The UK's data protection watchdog has asked the government
to introduce new laws to prevent employers ordering job applicants
to use the Data Protection Act to obtain copies of their police
files, following a series of IT-related delays at the Criminal
Records Bureau.
Information commissioner Richard Thomas has told the Lord
Chancellor's Department that it should take steps to outlaw the
practice now, rather than wait "indefinitely" for the CRB to begin
offering a basic criminal checking service to employers.
The ability of the CRB's IT systems to deal with the demand from
employers was called into question by an independent review earlier
this year which called for new electronic systems to be introduced
to clear the massive backlog of applications for high-level checks
against teachers and childcare workers.
The government, which is renegotiating its £400m contract with
Capita to provide and manage the IT systems for the bureau, has
been forced to postpone the most simple basic background checks
until new systems capable of dealing with the demand are
introduced.
Meanwhile, requests to the police for copies of personal files
under the Data Protection Act are putting police resources under
strain, the data watchdog said last week. Many requests are made by
people seeking overseas travel visas, who need to prove they have
clean criminal records.
"The police receive thousands and thousands of what they believe
are enforced subject access requests.
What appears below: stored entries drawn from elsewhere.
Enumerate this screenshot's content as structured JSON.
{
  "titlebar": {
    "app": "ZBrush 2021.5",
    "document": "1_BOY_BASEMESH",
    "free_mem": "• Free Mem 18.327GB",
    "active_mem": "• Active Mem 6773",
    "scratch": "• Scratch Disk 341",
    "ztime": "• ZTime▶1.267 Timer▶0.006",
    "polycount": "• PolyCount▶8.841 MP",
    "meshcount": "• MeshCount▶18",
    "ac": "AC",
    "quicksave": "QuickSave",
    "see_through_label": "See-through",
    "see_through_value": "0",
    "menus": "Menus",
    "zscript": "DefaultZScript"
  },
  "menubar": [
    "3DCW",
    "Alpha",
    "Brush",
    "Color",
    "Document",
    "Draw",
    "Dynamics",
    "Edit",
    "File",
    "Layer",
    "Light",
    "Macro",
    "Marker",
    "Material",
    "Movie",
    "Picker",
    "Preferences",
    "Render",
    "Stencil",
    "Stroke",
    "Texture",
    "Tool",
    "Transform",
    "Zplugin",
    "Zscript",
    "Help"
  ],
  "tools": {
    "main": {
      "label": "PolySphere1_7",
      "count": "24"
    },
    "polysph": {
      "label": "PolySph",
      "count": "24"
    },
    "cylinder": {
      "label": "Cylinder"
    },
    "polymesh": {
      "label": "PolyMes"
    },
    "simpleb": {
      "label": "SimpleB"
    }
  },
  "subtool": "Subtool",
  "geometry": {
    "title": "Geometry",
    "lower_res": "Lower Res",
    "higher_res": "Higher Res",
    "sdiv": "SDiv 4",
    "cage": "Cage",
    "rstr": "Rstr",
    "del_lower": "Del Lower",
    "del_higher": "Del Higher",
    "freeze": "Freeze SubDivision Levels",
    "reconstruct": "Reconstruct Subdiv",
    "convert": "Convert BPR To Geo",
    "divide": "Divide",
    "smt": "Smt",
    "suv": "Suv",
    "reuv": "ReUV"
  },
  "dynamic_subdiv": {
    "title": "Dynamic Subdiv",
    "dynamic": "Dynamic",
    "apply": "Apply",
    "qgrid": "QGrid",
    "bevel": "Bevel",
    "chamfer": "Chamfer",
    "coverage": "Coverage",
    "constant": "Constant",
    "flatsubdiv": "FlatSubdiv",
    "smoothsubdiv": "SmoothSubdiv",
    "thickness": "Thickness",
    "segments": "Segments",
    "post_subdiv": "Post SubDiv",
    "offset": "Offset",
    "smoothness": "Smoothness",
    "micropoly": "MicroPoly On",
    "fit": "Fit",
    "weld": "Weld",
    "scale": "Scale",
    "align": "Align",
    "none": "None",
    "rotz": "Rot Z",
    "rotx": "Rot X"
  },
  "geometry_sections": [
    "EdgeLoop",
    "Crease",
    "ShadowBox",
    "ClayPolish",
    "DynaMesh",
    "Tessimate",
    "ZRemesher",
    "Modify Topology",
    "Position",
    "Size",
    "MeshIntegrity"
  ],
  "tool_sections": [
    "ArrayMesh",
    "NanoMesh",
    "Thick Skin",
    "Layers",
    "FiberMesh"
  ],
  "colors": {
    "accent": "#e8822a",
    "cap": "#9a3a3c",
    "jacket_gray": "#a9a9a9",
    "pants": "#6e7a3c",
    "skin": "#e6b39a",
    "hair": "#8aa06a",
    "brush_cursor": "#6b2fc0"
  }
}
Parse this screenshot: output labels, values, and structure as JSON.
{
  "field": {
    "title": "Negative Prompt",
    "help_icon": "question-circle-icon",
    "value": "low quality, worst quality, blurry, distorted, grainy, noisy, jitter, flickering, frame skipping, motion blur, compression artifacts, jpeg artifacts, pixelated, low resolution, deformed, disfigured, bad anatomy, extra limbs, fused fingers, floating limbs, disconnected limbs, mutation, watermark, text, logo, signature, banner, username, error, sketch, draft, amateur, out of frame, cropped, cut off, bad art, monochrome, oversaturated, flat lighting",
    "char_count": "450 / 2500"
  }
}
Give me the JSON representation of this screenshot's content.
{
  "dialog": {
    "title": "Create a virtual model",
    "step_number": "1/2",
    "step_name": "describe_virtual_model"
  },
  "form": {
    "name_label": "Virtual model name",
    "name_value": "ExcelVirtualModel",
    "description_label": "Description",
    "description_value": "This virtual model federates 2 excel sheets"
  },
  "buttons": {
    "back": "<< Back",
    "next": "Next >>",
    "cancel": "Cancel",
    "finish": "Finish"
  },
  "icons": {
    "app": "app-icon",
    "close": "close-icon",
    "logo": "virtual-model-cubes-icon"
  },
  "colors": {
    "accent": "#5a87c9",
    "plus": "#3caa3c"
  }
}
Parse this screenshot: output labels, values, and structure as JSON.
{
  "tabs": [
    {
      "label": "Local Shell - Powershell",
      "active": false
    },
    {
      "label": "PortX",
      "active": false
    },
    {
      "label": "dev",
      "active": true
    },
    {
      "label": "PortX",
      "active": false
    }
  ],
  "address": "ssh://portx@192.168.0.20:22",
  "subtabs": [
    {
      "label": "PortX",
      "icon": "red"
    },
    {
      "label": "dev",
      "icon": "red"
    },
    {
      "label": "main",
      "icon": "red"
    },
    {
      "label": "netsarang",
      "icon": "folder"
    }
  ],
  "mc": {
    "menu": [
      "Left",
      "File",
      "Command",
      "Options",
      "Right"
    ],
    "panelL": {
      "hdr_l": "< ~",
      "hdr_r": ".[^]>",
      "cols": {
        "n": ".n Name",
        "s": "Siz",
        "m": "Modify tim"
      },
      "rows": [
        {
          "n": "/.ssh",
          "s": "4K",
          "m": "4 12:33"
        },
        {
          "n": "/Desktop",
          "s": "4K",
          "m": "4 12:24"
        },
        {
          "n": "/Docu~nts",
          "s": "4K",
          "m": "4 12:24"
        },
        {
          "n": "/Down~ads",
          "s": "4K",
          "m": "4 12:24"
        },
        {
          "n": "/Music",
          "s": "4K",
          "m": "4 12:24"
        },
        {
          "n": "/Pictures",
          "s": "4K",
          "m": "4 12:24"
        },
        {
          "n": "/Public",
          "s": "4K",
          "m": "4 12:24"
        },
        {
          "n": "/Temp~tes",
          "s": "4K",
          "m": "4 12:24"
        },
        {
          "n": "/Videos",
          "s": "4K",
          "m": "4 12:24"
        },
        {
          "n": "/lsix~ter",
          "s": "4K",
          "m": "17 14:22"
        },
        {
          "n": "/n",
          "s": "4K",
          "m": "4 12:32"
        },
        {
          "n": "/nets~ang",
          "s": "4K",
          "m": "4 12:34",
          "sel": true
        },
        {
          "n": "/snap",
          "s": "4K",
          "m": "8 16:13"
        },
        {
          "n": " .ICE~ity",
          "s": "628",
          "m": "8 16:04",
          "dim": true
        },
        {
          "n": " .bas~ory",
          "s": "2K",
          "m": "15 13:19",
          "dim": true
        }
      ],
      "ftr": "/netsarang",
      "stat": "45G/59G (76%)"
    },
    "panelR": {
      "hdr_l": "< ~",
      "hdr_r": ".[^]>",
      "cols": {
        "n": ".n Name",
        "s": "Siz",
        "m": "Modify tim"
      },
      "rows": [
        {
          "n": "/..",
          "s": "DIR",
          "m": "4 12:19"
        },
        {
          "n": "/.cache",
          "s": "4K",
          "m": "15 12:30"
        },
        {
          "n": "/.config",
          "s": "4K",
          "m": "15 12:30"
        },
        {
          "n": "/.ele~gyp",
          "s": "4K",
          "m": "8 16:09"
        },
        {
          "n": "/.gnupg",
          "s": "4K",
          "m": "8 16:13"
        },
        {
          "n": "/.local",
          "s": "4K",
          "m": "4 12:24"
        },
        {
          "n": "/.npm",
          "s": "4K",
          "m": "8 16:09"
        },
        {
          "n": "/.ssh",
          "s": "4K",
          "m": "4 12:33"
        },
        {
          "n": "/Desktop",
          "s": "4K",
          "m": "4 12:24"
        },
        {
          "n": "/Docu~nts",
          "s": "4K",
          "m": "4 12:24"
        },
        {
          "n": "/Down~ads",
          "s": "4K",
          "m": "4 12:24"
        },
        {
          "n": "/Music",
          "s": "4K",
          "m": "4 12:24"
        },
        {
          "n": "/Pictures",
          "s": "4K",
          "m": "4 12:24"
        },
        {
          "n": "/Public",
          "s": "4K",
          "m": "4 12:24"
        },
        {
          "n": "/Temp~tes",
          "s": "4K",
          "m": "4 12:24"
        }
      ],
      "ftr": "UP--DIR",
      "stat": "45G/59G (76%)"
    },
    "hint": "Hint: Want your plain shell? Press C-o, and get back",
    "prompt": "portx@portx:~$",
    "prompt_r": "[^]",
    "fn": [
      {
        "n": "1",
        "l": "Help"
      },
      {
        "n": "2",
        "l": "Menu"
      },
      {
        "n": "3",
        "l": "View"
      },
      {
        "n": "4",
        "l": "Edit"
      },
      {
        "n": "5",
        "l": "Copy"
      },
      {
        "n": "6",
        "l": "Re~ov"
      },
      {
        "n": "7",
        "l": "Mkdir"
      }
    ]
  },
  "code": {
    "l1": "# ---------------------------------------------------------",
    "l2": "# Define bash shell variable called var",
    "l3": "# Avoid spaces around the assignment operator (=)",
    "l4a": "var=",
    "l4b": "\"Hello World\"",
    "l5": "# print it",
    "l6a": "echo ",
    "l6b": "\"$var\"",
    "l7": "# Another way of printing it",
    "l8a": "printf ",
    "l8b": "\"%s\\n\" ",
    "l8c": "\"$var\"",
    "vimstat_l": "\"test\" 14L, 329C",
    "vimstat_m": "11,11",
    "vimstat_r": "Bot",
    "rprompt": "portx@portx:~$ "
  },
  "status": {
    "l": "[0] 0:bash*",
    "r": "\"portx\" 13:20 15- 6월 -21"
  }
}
A lot of police time and
resources are devoted to these subject access requests," said
assistant information commissioner David Smith.
The Office of the Information Commissioner is concerned that until
the CRB service is up and running, enforced access by employers
could put job applicants at a disadvantage by disclosing spent
convictions that should have elapsed under the Rehabilitation of
Offenders Act.
In a letter to the Lord Chancellor's Department, disclosed last
week, Thomas warned that enforced subject access "undermines the
important public policy objective of enabling those with a criminal
record to put their pasts behind them".
Although the government introduced measures to outlaw the practice
in the Data Protection Act 1998, they will only come into force
when alternative criminal record checks are available throughout
the UK.
But the failure to provide a service in Northern Ireland, and the
indefinite postponing of basic record checks for England and Wales,
means that these conditions might never be met unless further
legislation is introduced, said Thomas.